Where does all of this lead us? It leads to one extraordinarily important fact of American life that is all too often overlooked by voters. When we vote for presidential candidates, we are voting for future Supreme Court justices, almost all of whom, depending on our political and philosophical leanings, will make decisions that will make life either better or more contentious and difficult for large groups of our citizens.
What it says is that when you cast your vote for president, whether or not you like him or her, you had better be absolutely certain that your candidate shares your values and philosophy. If you truly believe that the Roberts court has improved life for all Americans, vote for a Republican, the more conservative the better.

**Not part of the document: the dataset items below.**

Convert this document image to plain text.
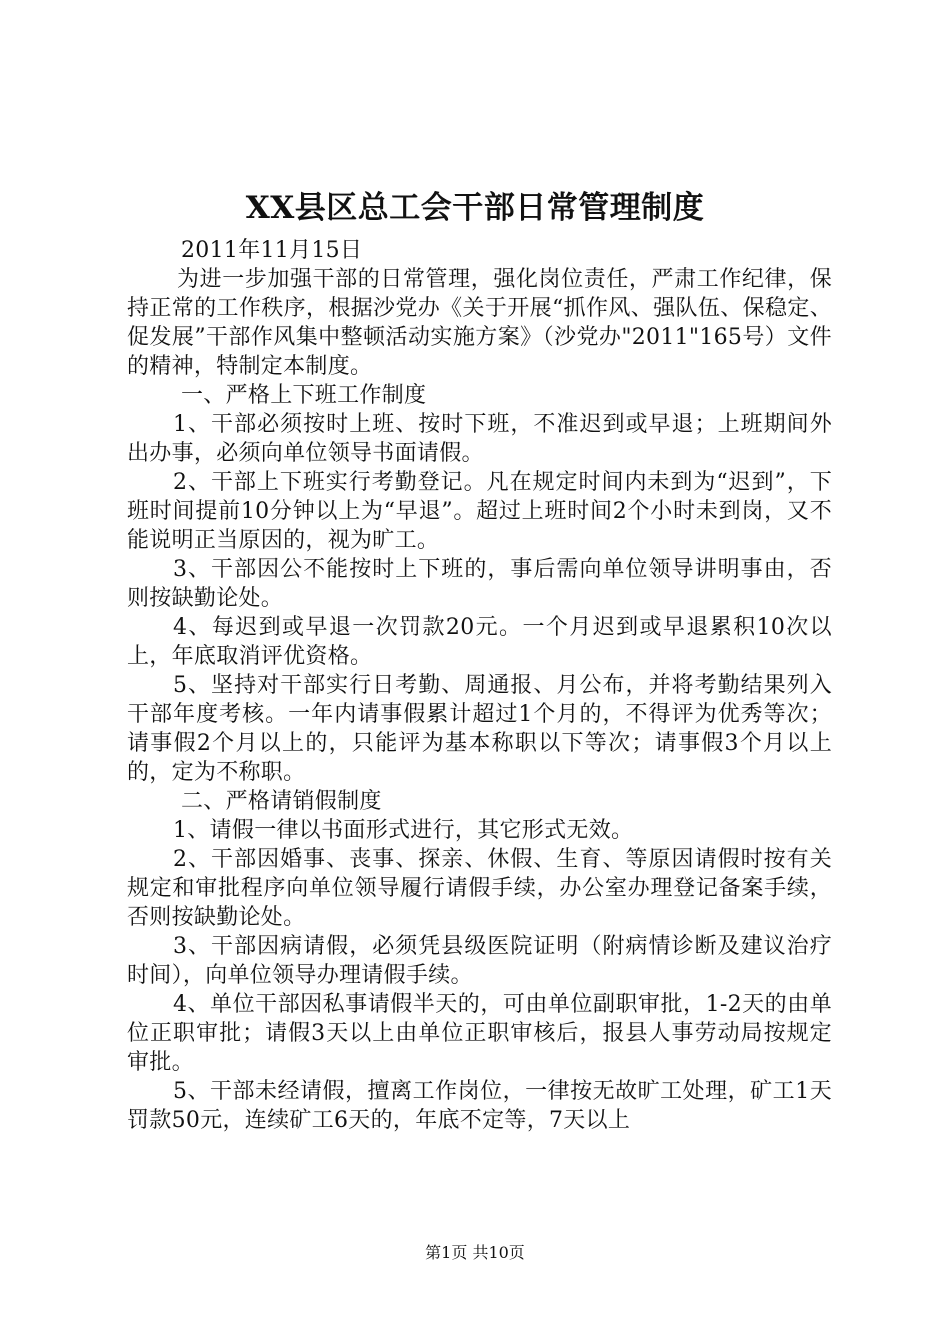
XX县区总工会干部日常管理制度

2011年11月15日

为进一步加强干部的日常管理，强化岗位责任，严肃工作纪律，保持正常的工作秩序，根据沙党办《关于开展“抓作风、强队伍、保稳定、促发展”干部作风集中整顿活动实施方案》（沙党办"2011"165号）文件的精神，特制定本制度。

一、严格上下班工作制度

1、干部必须按时上班、按时下班，不准迟到或早退；上班期间外出办事，必须向单位领导书面请假。

2、干部上下班实行考勤登记。凡在规定时间内未到为“迟到”，下班时间提前10分钟以上为“早退”。超过上班时间2个小时未到岗，又不能说明正当原因的，视为旷工。

3、干部因公不能按时上下班的，事后需向单位领导讲明事由，否则按缺勤论处。

4、每迟到或早退一次罚款20元。一个月迟到或早退累积10次以上，年底取消评优资格。

5、坚持对干部实行日考勤、周通报、月公布，并将考勤结果列入干部年度考核。一年内请事假累计超过1个月的，不得评为优秀等次；请事假2个月以上的，只能评为基本称职以下等次；请事假3个月以上的，定为不称职。

二、严格请销假制度

1、请假一律以书面形式进行，其它形式无效。

2、干部因婚事、丧事、探亲、休假、生育、等原因请假时按有关规定和审批程序向单位领导履行请假手续，办公室办理登记备案手续，否则按缺勤论处。

3、干部因病请假，必须凭县级医院证明（附病情诊断及建议治疗时间），向单位领导办理请假手续。

4、单位干部因私事请假半天的，可由单位副职审批，1-2天的由单位正职审批；请假3天以上由单位正职审核后，报县人事劳动局按规定审批。

5、干部未经请假，擅离工作岗位，一律按无故旷工处理，矿工1天罚款50元，连续矿工6天的，年底不定等，7天以上

第1页 共10页
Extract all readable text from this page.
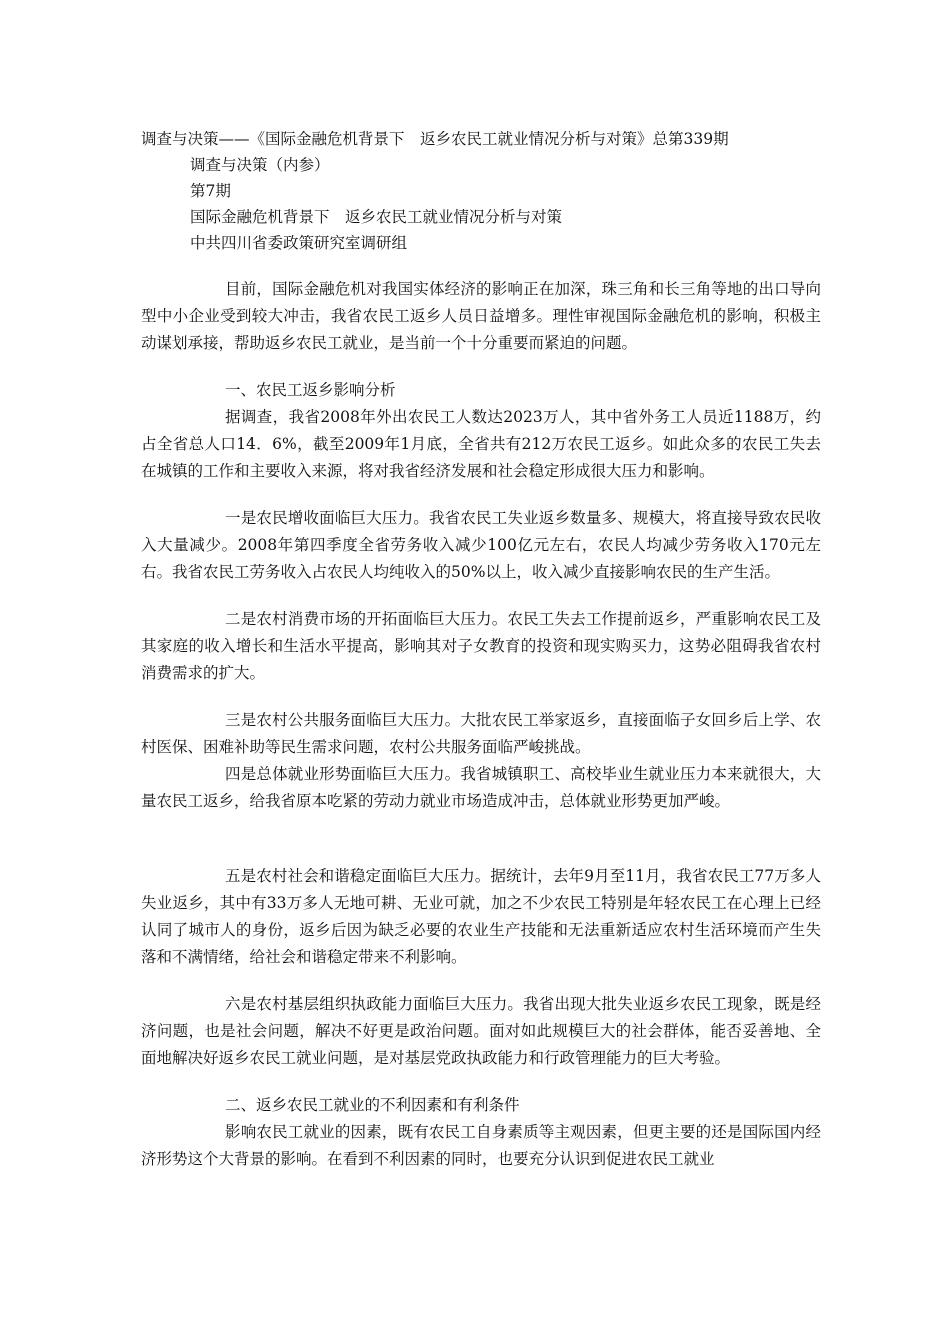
调查与决策——《国际金融危机背景下　返乡农民工就业情况分析与对策》总第339期

调查与决策（内参）

第7期

国际金融危机背景下　返乡农民工就业情况分析与对策

中共四川省委政策研究室调研组

目前，国际金融危机对我国实体经济的影响正在加深，珠三角和长三角等地的出口导向型中小企业受到较大冲击，我省农民工返乡人员日益增多。理性审视国际金融危机的影响，积极主动谋划承接，帮助返乡农民工就业，是当前一个十分重要而紧迫的问题。

一、农民工返乡影响分析

据调查，我省2008年外出农民工人数达2023万人，其中省外务工人员近1188万，约占全省总人口14．6%，截至2009年1月底，全省共有212万农民工返乡。如此众多的农民工失去在城镇的工作和主要收入来源，将对我省经济发展和社会稳定形成很大压力和影响。

一是农民增收面临巨大压力。我省农民工失业返乡数量多、规模大，将直接导致农民收入大量减少。2008年第四季度全省劳务收入减少100亿元左右，农民人均减少劳务收入170元左右。我省农民工劳务收入占农民人均纯收入的50%以上，收入减少直接影响农民的生产生活。

二是农村消费市场的开拓面临巨大压力。农民工失去工作提前返乡，严重影响农民工及其家庭的收入增长和生活水平提高，影响其对子女教育的投资和现实购买力，这势必阻碍我省农村消费需求的扩大。

三是农村公共服务面临巨大压力。大批农民工举家返乡，直接面临子女回乡后上学、农村医保、困难补助等民生需求问题，农村公共服务面临严峻挑战。

四是总体就业形势面临巨大压力。我省城镇职工、高校毕业生就业压力本来就很大，大量农民工返乡，给我省原本吃紧的劳动力就业市场造成冲击，总体就业形势更加严峻。

五是农村社会和谐稳定面临巨大压力。据统计，去年9月至11月，我省农民工77万多人失业返乡，其中有33万多人无地可耕、无业可就，加之不少农民工特别是年轻农民工在心理上已经认同了城市人的身份，返乡后因为缺乏必要的农业生产技能和无法重新适应农村生活环境而产生失落和不满情绪，给社会和谐稳定带来不利影响。

六是农村基层组织执政能力面临巨大压力。我省出现大批失业返乡农民工现象，既是经济问题，也是社会问题，解决不好更是政治问题。面对如此规模巨大的社会群体，能否妥善地、全面地解决好返乡农民工就业问题，是对基层党政执政能力和行政管理能力的巨大考验。

二、返乡农民工就业的不利因素和有利条件

影响农民工就业的因素，既有农民工自身素质等主观因素，但更主要的还是国际国内经济形势这个大背景的影响。在看到不利因素的同时，也要充分认识到促进农民工就业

Why? Because the president elected in 2016 will appoint up to five new justices. Four of the current members of the court are now over the age of 70. The Scalia seat is already open.
On the other hand, if you believe that wealthy individuals and organizations should not own either parties or candidates; that women should have control over their bodies; that Americans are often venal, cut legal corners and must be monitored to comply with existing laws; that we are in the process of losing our personal freedoms in the forlorn hope of gaining security; that we need to have background checks for gun purchasers and rule out those who are criminals or insane; that there is no place in the land for those who would underhandedly and illegally curtail anyone’s voting rights; that there should be more equity in the lives of all our citizens and that we need to decrease, not increase, the economic gap between the haves and the have-nots in America, then you need to pay attention to what the candidates are saying right now.
Your choice for president will be gone in four or eight years, but your vote will change the political posture of the court for decades to come, either for better or for worse. You had better make it count, for it will directly affect you, your children and grandchildren for most of your lives.
Haviland Smith is a retired CIA station chief who served in Prague, Berlin, Beirut, Tehran and Washington, as executive assistant in the director’s office and as chief of the counterterrorism staff.